Optimization savings

Per-strategy savings attribution is live in the console. Each spend row carries baselineCostUsd, estimatedTokensSaved, and savingsUsd alongside costUsd, and the Dashboard Savings panel rolls these up into tokens-saved per day and top contributors by optimizer strategy — so you can see which lever (param_tuning / prompt_compression / semantic_cache / …) is earning its keep this period.

These are the optimizer's per-decision estimates; they show you the realized savings trend today. Treat them as estimates rather than a billing-grade reconciliation — tighter calibration of the savings model (and tying it to cost per correct answer) is still being refined. See What saves the most.

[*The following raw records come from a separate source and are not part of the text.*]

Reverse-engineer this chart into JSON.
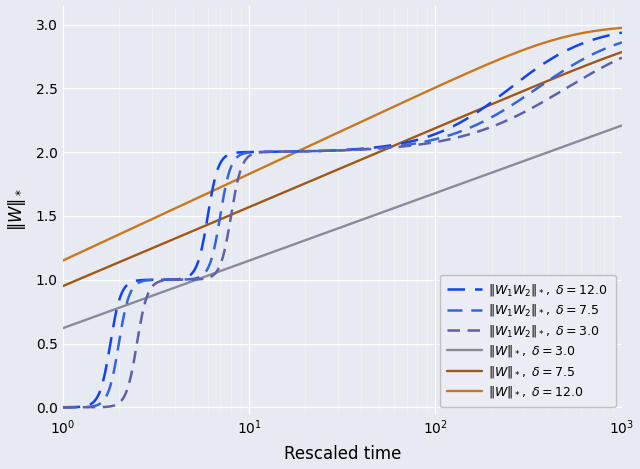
{
  "xlabel": "Rescaled time",
  "ylabel": "$\\|W\\|_*$",
  "xlim": [
    1,
    1000
  ],
  "ylim": [
    -0.05,
    3.15
  ],
  "yticks": [
    0.0,
    0.5,
    1.0,
    1.5,
    2.0,
    2.5,
    3.0
  ],
  "background_color": "#e8eaf2",
  "solid_colors": {
    "3.0": "#8a8a9a",
    "7.5": "#a05818",
    "12.0": "#c87820"
  },
  "dashed_colors": {
    "3.0": "#6060a8",
    "7.5": "#3366dd",
    "12.0": "#1144ee"
  },
  "legend_labels": {
    "dashed_12": "$\\|W_1W_2\\|_*,\\ \\delta =12.0$",
    "dashed_7.5": "$\\|W_1W_2\\|_*,\\ \\delta =7.5$",
    "dashed_3": "$\\|W_1W_2\\|_*,\\ \\delta =3.0$",
    "solid_3": "$\\|W\\|_*,\\ \\delta =3.0$",
    "solid_7.5": "$\\|W\\|_*,\\ \\delta =7.5$",
    "solid_12": "$\\|W\\|_*,\\ \\delta =12.0$"
  }
}
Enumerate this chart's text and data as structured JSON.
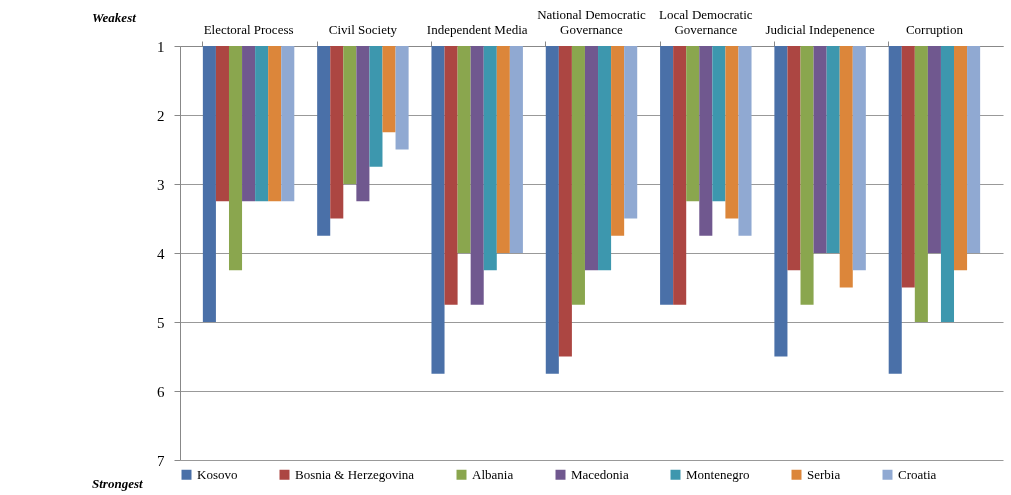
{
  "chart_data": {
    "type": "bar",
    "categories": [
      "Electoral Process",
      "Civil Society",
      "Independent Media",
      "National Democratic Governance",
      "Local Democratic Governance",
      "Judicial Indepenence",
      "Corruption"
    ],
    "series": [
      {
        "name": "Kosovo",
        "color": "#4a70a8",
        "values": [
          5,
          3.75,
          5.75,
          5.75,
          4.75,
          5.5,
          5.75
        ]
      },
      {
        "name": "Bosnia & Herzegovina",
        "color": "#ac4642",
        "values": [
          3.25,
          3.5,
          4.75,
          5.5,
          4.75,
          4.25,
          4.5
        ]
      },
      {
        "name": "Albania",
        "color": "#8aa64e",
        "values": [
          4.25,
          3,
          4,
          4.75,
          3.25,
          4.75,
          5
        ]
      },
      {
        "name": "Macedonia",
        "color": "#70588f",
        "values": [
          3.25,
          3.25,
          4.75,
          4.25,
          3.75,
          4,
          4
        ]
      },
      {
        "name": "Montenegro",
        "color": "#3d97ae",
        "values": [
          3.25,
          2.75,
          4.25,
          4.25,
          3.25,
          4,
          5
        ]
      },
      {
        "name": "Serbia",
        "color": "#dc863a",
        "values": [
          3.25,
          2.25,
          4,
          3.75,
          3.5,
          4.5,
          4.25
        ]
      },
      {
        "name": "Croatia",
        "color": "#90a9d2",
        "values": [
          3.25,
          2.5,
          4,
          3.5,
          3.75,
          4.25,
          4
        ]
      }
    ],
    "ylim": [
      7,
      1
    ],
    "yticks": [
      1,
      2,
      3,
      4,
      5,
      6,
      7
    ],
    "grid": "y",
    "legend": "bottom",
    "annotations": [
      "Weakest",
      "Strongest"
    ]
  }
}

Spend governance: token caps

Spend visibility pairs with spend governance: Anyray enforces monthly per-user token caps on the inference endpoints, returning HTTP 429 when a capped user exceeds their budget (and failing open for uncapped/unattributed users). Caps are set and monitored on the console Users page or via /admin/user-caps, and are content-free — they count tokens, never content. See Operate → spend governance.

Compliance note

Because Anyray runs entirely in your environment and no customer data ever reaches a vendor, it stays largely out of GDPR / SOC2 data-processor scope — there is no processor. This is not legal advice — confirm with your own counsel. See Security.